Dividends from shares for investors that are yet to be collected have accrued to over N5bn from January to September 2022, analyses of Q3 financial reports of Nigeria’s tier-1 banks have shown.
Daily Trust reports that Nigeria’s tier-1 banks control 70 per cent of the market share in the banking industry, consisting of Access Bank, Zenith Bank, Guaranty Trust Bank, First Bank of Nigeria and United Bank for Africa (UBA).
But this report which analysed four of the banks’ financial books, with the exception of GTBank as its unclaimed dividends was not inputted, revealed that the dividends which are liabilities to the banks rose to N92.7bn from the N87bn declared in 2021, an increase of N5.6bn.
A breakdown of the reports indicated that unclaimed dividends for Zenith Bank indicated is yet to change from the N28.6bn it owes its investors since December 2021 with the same figure written in books for September 2022.
For Access Bank, its figure for unclaimed dividends has increased from N34.9 to N36.8bn, an increase of almost N2bn during the time frame.
Similarly, that of First Bank rose from N11.9bn to N14.6bn while UBA’s N114bn has accumulated to N12.6.
The Security and Exchange Commission (SEC) had last year declared that the total amount of unclaimed dividends in the country was to the tune N180 billion as at Dec. 31, 2021, which was a rise of N10bn from the previous year.
The commission, while stating that this figure is just 5 per cent of dividends declared in the entire capital market, expressed commitment to bring unclaimed dividends down to zero per cent in the capital market.
With such a huge amount lying fallow in the books of corporate bodies, the federal government instituted moves to borrow the funds by proposing the Unclaimed Dividend Trust Fund from which it can borrow money to finance its activities in the face of budget deficit that has been reoccurring over the years.
However, the proposal did not sit well with capital market investors who described the move as illegal, maintaining that the monies should be returned into the companies that declared the dividends as the Companies and Allied Matters Act (CAMA) 1990 described dividends as the distributable earnings of a company while those that are not distributed, constitute retained earnings.
Similarly, the act views dividends as unclaimed if it is not collected within six months after a declaration by a company, but allows investors to make claims till 12 years, after which it becomes statute-barred and forfeited.
But to the surprise of investors, the Director General of the SEC, Lamido Yuguda, during a virtual post-Capital Market Committee (CMC) meeting in April last year disclosed that the dividends have finally been moved to the trust fund, which is managed by SEC and the Debt Management Office.
“Unclaimed dividends have gone into the Unclaimed Dividend Trust Fund and are now managed by the SEC and DMO. The SEC is no longer the only institution that has data on unclaimed dividends.

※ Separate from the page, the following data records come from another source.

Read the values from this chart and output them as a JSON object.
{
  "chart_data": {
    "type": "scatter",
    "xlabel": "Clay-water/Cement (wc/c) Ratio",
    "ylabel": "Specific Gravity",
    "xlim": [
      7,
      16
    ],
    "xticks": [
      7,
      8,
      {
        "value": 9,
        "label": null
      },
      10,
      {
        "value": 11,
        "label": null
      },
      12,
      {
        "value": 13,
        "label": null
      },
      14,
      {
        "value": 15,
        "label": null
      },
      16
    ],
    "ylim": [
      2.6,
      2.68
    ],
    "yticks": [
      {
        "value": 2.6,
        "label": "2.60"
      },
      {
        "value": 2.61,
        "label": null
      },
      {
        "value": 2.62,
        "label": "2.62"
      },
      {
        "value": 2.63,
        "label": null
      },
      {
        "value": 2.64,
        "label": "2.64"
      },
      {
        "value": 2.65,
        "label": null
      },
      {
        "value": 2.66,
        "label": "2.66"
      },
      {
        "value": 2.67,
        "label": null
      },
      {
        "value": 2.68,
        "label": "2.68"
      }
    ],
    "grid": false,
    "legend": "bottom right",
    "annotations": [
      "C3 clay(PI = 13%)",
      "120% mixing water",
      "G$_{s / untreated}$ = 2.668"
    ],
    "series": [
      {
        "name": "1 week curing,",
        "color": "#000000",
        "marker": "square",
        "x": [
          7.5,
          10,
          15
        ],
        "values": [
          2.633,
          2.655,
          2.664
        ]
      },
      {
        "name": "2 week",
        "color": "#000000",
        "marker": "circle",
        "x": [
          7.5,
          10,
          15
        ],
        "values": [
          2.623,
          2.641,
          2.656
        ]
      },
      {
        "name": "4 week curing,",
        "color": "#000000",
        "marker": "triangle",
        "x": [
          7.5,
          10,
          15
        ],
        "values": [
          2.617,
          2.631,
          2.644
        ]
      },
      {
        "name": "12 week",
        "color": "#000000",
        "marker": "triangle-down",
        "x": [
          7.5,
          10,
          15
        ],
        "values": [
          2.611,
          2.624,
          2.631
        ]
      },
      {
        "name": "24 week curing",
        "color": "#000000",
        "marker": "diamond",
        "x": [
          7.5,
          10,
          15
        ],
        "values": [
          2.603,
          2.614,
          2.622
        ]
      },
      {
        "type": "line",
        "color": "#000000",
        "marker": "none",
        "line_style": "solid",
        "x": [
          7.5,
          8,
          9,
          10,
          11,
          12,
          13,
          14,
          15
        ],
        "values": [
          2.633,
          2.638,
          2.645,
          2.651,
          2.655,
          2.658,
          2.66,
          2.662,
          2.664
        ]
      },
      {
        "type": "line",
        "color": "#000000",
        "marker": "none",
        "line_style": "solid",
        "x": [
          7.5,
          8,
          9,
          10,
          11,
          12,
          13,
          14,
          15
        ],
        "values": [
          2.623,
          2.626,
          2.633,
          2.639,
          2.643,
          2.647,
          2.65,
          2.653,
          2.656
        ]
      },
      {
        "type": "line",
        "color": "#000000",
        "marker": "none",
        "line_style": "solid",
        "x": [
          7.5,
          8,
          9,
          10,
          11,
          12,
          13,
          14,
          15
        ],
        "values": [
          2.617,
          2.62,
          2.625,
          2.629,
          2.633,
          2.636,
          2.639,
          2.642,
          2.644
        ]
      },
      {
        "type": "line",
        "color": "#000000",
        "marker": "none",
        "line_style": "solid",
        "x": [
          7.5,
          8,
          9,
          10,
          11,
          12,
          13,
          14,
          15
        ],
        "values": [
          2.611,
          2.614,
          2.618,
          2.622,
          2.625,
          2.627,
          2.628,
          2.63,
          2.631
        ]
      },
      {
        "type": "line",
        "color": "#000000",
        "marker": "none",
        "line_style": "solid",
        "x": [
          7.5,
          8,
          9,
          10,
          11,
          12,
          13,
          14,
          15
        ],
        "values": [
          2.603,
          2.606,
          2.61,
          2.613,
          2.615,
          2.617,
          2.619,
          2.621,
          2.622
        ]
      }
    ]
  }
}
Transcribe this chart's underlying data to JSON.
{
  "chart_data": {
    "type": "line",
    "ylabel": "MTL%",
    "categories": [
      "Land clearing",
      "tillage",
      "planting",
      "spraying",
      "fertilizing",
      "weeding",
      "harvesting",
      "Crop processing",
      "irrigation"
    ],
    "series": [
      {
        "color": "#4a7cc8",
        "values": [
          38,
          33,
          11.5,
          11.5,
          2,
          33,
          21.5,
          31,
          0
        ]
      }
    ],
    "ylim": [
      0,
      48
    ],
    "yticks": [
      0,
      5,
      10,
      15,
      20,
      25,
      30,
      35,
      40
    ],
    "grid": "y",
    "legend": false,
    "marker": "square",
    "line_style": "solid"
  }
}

It will remain there until the owners come forward to claim them. We still have cases of multiple subscriptions, but we are working very hard on solutions to tackle them, especially in the area of unclaimed dividends,” he said.
Banks need to contact next of kins – Expert
Speaking on what should be done to reduce the rate of unclaimed dividends, a financial expert, Paul Alaje, said the banks should contact the kin of those who have bought shares with them and did not collect their dividends.
Alaje stated that anything could have happened to them as it would be difficult for investors to abandon their dividends when they know the benefits.
“Another thing is that there is this euphoria of everybody going to buy shares at a time. In fact, many people do not know how it works and do not have a broker. They just bought the thing and have the wrong PO Box. When PO Box was no longer in vogue, everybody started moving to digital mailing. Not all Nigerians were able to do that.”
He added that some families did not renew the licence for their mail boxes which was the official channel of communication between them and banks.
On the moves by the federal government to manage the funds, Alaje noted that the federal government has no business in people’s money and the action as just a means to take over people’s assets.
He described it as taking a loan without the consent of the owner and if the government truly wants to help, it should set up a committee to search for the owners of that money.
“The bottom line is that the government just wants to have access to more funds it can lay its hands on. This is compounded with citizens finding challenges to see the evidence of what the money is used for physically. I don’t support the government position and it should stay with the public sector interest and leave the private sector for those that should manage them,” he said.